The Mechanics of Sitting: How to Sit With Less Pain and Better Posture
Ro Nwosu | FEB 12
The Mechanics of Sitting: How to Sit With Less Pain and Better Posture
Ro Nwosu | FEB 12
Pull up a seat and let’s chat (get it?).
As a society, we spend a massive amount of time sitting. In the car, on the bus or train, at desks, at tables, on couches. And listen, I love a good couch snuggle. This is not about demonizing sitting.
It is about understanding it.
There is no shortage of research outlining the negative effects of prolonged sitting. Increased blood pressure, blood sugar imbalance, cholesterol concerns, and increased risk of heart disease and stroke have all been linked to extended periods of inactivity. On a more immediate level, sitting affects posture and contributes to back, neck, and shoulder pain.
That constant state of flexion can be especially rough on the hips and pelvis. Tight hip flexors, compressed spines, and fatigued postural muscles are common side effects of modern life.
Movement matters. And yes, I will always advocate for moving your body in ways that feel supportive and accessible. But sitting is unavoidable.
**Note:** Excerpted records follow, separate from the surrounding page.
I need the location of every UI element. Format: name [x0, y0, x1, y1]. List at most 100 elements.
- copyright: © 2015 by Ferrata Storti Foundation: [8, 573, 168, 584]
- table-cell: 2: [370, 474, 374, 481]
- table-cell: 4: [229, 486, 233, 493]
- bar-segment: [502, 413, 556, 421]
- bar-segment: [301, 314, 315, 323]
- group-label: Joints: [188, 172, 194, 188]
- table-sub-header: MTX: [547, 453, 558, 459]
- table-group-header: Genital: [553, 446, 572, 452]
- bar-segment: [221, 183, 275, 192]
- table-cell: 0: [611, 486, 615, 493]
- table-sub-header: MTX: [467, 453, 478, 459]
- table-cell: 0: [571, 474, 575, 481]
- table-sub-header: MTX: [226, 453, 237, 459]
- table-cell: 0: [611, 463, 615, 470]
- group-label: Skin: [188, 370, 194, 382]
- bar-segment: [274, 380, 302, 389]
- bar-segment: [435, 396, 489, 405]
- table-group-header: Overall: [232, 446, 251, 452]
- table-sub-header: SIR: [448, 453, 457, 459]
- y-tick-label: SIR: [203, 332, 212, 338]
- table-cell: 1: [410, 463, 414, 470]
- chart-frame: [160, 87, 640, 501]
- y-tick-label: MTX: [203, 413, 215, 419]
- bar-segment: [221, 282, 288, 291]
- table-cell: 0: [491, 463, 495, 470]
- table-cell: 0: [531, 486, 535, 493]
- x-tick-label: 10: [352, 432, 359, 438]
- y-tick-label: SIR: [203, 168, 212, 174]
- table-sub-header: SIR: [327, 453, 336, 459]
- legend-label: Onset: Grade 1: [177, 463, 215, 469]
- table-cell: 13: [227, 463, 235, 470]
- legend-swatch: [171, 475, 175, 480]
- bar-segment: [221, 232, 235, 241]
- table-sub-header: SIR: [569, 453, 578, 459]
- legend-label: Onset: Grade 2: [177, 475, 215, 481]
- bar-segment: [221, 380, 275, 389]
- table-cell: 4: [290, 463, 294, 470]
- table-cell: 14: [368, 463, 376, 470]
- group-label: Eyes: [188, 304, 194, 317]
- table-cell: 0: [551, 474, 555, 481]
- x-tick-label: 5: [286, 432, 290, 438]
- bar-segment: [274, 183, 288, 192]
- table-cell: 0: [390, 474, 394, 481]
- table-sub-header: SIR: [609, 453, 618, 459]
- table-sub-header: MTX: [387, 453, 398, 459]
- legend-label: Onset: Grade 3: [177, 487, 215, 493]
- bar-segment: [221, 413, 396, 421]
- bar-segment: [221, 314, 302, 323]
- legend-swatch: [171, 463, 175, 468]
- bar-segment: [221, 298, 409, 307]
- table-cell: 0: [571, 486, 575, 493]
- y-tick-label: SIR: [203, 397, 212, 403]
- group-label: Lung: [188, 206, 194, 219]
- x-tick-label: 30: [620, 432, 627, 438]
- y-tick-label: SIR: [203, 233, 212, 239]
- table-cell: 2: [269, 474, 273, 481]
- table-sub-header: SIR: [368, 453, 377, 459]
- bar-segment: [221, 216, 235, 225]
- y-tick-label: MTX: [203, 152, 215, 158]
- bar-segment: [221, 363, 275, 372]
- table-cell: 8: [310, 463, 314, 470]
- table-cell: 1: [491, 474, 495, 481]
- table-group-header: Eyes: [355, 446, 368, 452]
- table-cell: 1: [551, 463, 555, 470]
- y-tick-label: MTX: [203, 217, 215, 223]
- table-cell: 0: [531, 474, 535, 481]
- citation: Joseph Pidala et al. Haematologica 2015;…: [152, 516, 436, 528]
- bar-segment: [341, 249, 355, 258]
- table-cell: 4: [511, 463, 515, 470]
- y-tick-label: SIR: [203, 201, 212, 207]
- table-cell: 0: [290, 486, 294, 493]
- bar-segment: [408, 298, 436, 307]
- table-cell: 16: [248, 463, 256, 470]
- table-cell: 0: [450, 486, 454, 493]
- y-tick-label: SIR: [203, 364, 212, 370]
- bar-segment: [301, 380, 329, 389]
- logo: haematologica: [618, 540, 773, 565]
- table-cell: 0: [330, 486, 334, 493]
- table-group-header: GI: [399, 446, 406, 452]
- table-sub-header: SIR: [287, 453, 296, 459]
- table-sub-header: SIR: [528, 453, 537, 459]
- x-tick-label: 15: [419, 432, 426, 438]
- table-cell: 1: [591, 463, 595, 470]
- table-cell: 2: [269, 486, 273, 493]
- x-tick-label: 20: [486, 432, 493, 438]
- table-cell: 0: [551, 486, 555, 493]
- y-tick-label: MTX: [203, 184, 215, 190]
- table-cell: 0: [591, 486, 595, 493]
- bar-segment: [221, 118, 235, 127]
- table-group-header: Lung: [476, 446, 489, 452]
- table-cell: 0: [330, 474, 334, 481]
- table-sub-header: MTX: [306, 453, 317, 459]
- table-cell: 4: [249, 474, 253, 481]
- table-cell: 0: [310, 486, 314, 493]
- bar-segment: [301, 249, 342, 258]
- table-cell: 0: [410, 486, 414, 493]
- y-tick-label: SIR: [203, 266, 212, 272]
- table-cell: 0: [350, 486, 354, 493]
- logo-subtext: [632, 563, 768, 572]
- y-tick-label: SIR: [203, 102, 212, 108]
So instead of pretending we can eliminate it, let’s talk about how to sit better.
Here are some simple cues to help you sit with more awareness:
Slide your hips all the way to the back of the chair so your spine is supported.
Place your feet flat on the floor with your knees bent at roughly 90 degrees.
Gently draw your shoulders back and lift through the chest without forcing it.
Lift your chin until it feels level and allow your jaw to soften.
This is not about holding yourself rigid. It is about creating ease and support.
And remember, the best posture is not one posture. Change positions often. Stand up. Stretch. Move. Wiggle. Your body will thank you.